An integrated circuit (IC) typically comprises numerous semiconductor devices formed on a single crystal silicon substrate. The semiconductor devices can be transistors, diodes, etc. The semiconductor devices must be connected with each other using conductive lines for the IC to function. The conductive lines are effectively metal wires that allow electrical communication between the semiconductor devices. Newer ICs, and especially microprocessors, are becoming increasingly complex. Because of the increasing number of semiconductor devices found in newer ICs, the number of conductive lines needed to connect the devices is also increasing. For complex ICs, a single layer of conductive lines is insufficient. As a result, the conductive lines must be layered upon one another to create layers of metallization.

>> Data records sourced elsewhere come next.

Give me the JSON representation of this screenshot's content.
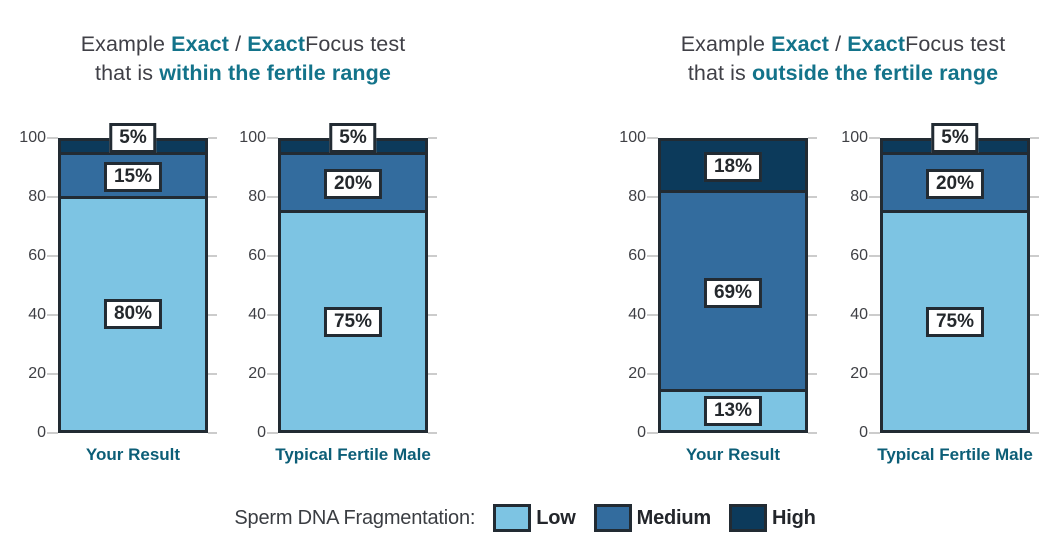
{
  "colors": {
    "low": "#7DC4E3",
    "medium": "#336C9E",
    "high": "#0C3A5B",
    "outline": "#222B33",
    "accent_teal": "#13738A",
    "category_teal": "#0C5E77",
    "title_text": "#404047",
    "tick_gray": "#CCCCCC"
  },
  "titles": {
    "left": {
      "line1": [
        {
          "t": "Example ",
          "accent": false
        },
        {
          "t": "Exact",
          "accent": true
        },
        {
          "t": " / ",
          "accent": false
        },
        {
          "t": "Exact",
          "accent": true
        },
        {
          "t": "Focus test",
          "accent": false
        }
      ],
      "line2": [
        {
          "t": "that is ",
          "accent": false
        },
        {
          "t": "within the fertile range",
          "accent": true
        }
      ]
    },
    "right": {
      "line1": [
        {
          "t": "Example ",
          "accent": false
        },
        {
          "t": "Exact",
          "accent": true
        },
        {
          "t": " / ",
          "accent": false
        },
        {
          "t": "Exact",
          "accent": true
        },
        {
          "t": "Focus test",
          "accent": false
        }
      ],
      "line2": [
        {
          "t": "that is ",
          "accent": false
        },
        {
          "t": "outside the fertile range",
          "accent": true
        }
      ]
    }
  },
  "chart_data": [
    {
      "type": "bar",
      "stacked": true,
      "title": "Example Exact / ExactFocus test that is within the fertile range",
      "categories": [
        "Your Result",
        "Typical Fertile Male"
      ],
      "series": [
        {
          "name": "Low",
          "values": [
            80,
            75
          ]
        },
        {
          "name": "Medium",
          "values": [
            15,
            20
          ]
        },
        {
          "name": "High",
          "values": [
            5,
            5
          ]
        }
      ],
      "ylim": [
        0,
        100
      ],
      "yticks": [
        100,
        80,
        60,
        40,
        20,
        0
      ],
      "grid": false,
      "value_label_format": "{v}%"
    },
    {
      "type": "bar",
      "stacked": true,
      "title": "Example Exact / ExactFocus test that is outside the fertile range",
      "categories": [
        "Your Result",
        "Typical Fertile Male"
      ],
      "series": [
        {
          "name": "Low",
          "values": [
            13,
            75
          ]
        },
        {
          "name": "Medium",
          "values": [
            69,
            20
          ]
        },
        {
          "name": "High",
          "values": [
            18,
            5
          ]
        }
      ],
      "ylim": [
        0,
        100
      ],
      "yticks": [
        100,
        80,
        60,
        40,
        20,
        0
      ],
      "grid": false,
      "value_label_format": "{v}%"
    }
  ],
  "legend": {
    "label": "Sperm DNA Fragmentation:",
    "position": "bottom-center",
    "items": [
      {
        "name": "Low",
        "color_key": "low"
      },
      {
        "name": "Medium",
        "color_key": "medium"
      },
      {
        "name": "High",
        "color_key": "high"
      }
    ]
  }
}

In order to isolate the conductive lines an interlayer dielectric (ILD) is used. The ILD is an insulating layer, such as silicon dioxide (SiO.sub.2), which prevents shorts and unwanted communication between the conductive lines.
One way to fabricate layers of metallization for an IC involves using what is known as a damascene process. The first procedure of a damascene process is to deposit an ILD. An ILD is deposited either directly on a substrate, or on top of another existing layer of metallization. Once the ILD is deposited, portions of the ILD may be etched away to form recessed features, such as trenches and vias, which will accommodate the conductive lines. A trench can be created to accommodate an interconnect, which can connect different regions of the IC. A via can be created to accommodate either a via or a contact which will allow for communication between the interconnects of other layers or directly with the semiconductor devices in the substrate. A damascene process which creates either only trenches or vias is known as a single damascene process. A damascene process which creates both trenches and vias at once is known as a dual damascene process. In a dual damascene process, trenches and vias are created together.
After the recessed features are created, metal, such as copper or aluminum, is deposited in them to create the conductive lines. The deposition process typically deposits excess metal, which overfills the trenches and covers the entire surface of the ILD. The excess metal can be removed using a chemical mechanical polishing (CMP) process. The CMP process involves introducing a chemical slurry to the surface of the ILD while using a rotating polishing pad to remove excess metal and planarize the surface of the ILD.
Because feature sizes in ICs have recently become so small, the conductive lines in the layers of metallization are now separated by increasingly smaller gaps. An ILD comprises a dielectric material, which has a tendency to store charge, and can cause problems such as crosstalk and capacitive coupling between the conductive lines. A typical material used for ILDs is silicon dioxide (SiO2). Silicon dioxide has a dielectric constant (k) of approximately 4.0. With the reduction in feature size and subsequent reduction in distance between conductive lines, it has become desirable to use low-k dielectrics to reduce crosstalk and capacitive coupling. A low-k dielectric is typically defined as one that has a dielectric constant of less than that of SiO2, or of less than 4.0. Examples of low-k dielectrics include fluorosilicate glass (FSG) and carbon doped oxides (CDO).
One way to lower the dielectric constant (k) is to form pores in the dielectric material. For example, some dielectric materials use thermally activated porogens. When heat is applied, the porogen may decompose and/or volatilize, leaving pores in the dielectric material. For example, temperatures in the range of about 250 degrees C. to about 450 degrees C., which may be reached in dual damascene processing, may be used to thermally activate a porogen.
However, low-k dielectrics tend to be a mechanically weak, typically because they include pores or air pockets. Air pockets are created in a dielectric material in order to reduce the dielectric contestant because the dielectric constant (k) of air is approximately 1.0. The removal of material in order to create pores within an ILD results in a structurally weaker material, which may be damaged during processing. For example, the CMP process can typically cause cracks, shorts, and other deformities in the ILD. Using a low-k dielectric material may ultimately reduce product yields because of damage caused during processing.